Je formule par la présente lettre le souhait que, comme chaque accident grave, le crash de Jules Bianchi ait des conséquences sur le futur de la Formule 1, et qu’il participe à la constante amélioration des conditions de sécurité du sport automobile pour les années à venir. Par les retours qui me parviennent dans les médias, et notamment concernant la conférence de presse donnée à Sotchi le vendredi 10 octobre, je crois la Fédération que vous présidez capable de tirer convenablement les leçons de cet accident précis en termes de procédures (utilisation de grues, sortie de la voiture de sécurité, respect des drapeaux jaunes).
En revanche, je souhaite attirer votre attention sur la conception des voitures de Formule 1. Il me semble désormais inévitable de faire d’elles des monoplaces fermées protégeant ainsi plus efficacement les pilotes, et notamment leur tête. Très sincèrement, je ne me considère pas assez compétent pour juger la gravité qu’aurait eu l’accident de Jules Bianchi si sa Marussia avait été fermée. Sans que je puisse décemment l’étayer, mon avis est que cela n’aurait rien empêché.

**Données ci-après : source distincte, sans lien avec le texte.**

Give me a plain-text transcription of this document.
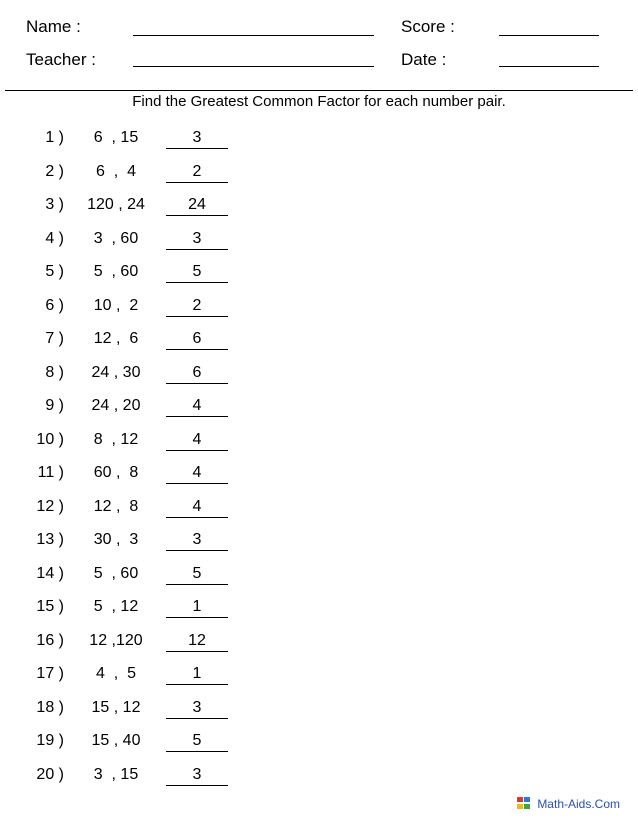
Name :	Score :
Teacher :	Date :
Find the Greatest Common Factor for each number pair.
1 )	6  , 15	3
2 )	6  ,  4	2
3 )	120 , 24	24
4 )	3  , 60	3
5 )	5  , 60	5
6 )	10 ,  2	2
7 )	12 ,  6	6
8 )	24 , 30	6
9 )	24 , 20	4
10 )	8  , 12	4
11 )	60 ,  8	4
12 )	12 ,  8	4
13 )	30 ,  3	3
14 )	5  , 60	5
15 )	5  , 12	1
16 )	12 ,120	12
17 )	4  ,  5	1
18 )	15 , 12	3
19 )	15 , 40	5
20 )	3  , 15	3
Math-Aids.Com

Mais raisonner en ne prenant que cet accident en considération me semble extrêmement dangereux. Le Grand Prix du Japon a beau être la pièce à conviction la plus récente au dossier de la sécurité, et en tant que tel, il se doit effectivement d’être mis au centre des investigations qui ont lieu actuellement, nombre d’autres accidents qui se sont produits – quelles que soient les disciplines, les conditions, les conséquences pour les pilotes – méritent d’être pris en compte dans cette réflexion globale.
En ce sens, si un cockpit fermé n’aurait probablement pas aidé Jules Bianchi, Roland Ratzenberger, Robert Kubica ou d’autres dans les graves accidents que nous leur connaissons, et n’a pas permis à Allan Simonsen de rester parmi nous, cela aurait contribué à ce qu’Ayrton Senna, Henry Surtees, ou Dan Wheldon, entre autres, s’en sortent mieux, et il est possible que cela ait aidé Allan McNish, Mike Rockenfeller et Anthony Davidson à se sortir sans dommages de leurs terribles accidents aux 24 Heures du Mans. D’autres crashs récents, comme celui de Nick Heidfeld en Formule E, doivent également faire partie de cette remise en cause générale – pour le cas cité, en ce qui concerne l’utilisation des vibreurs qui peuvent propulser les voitures en l’air.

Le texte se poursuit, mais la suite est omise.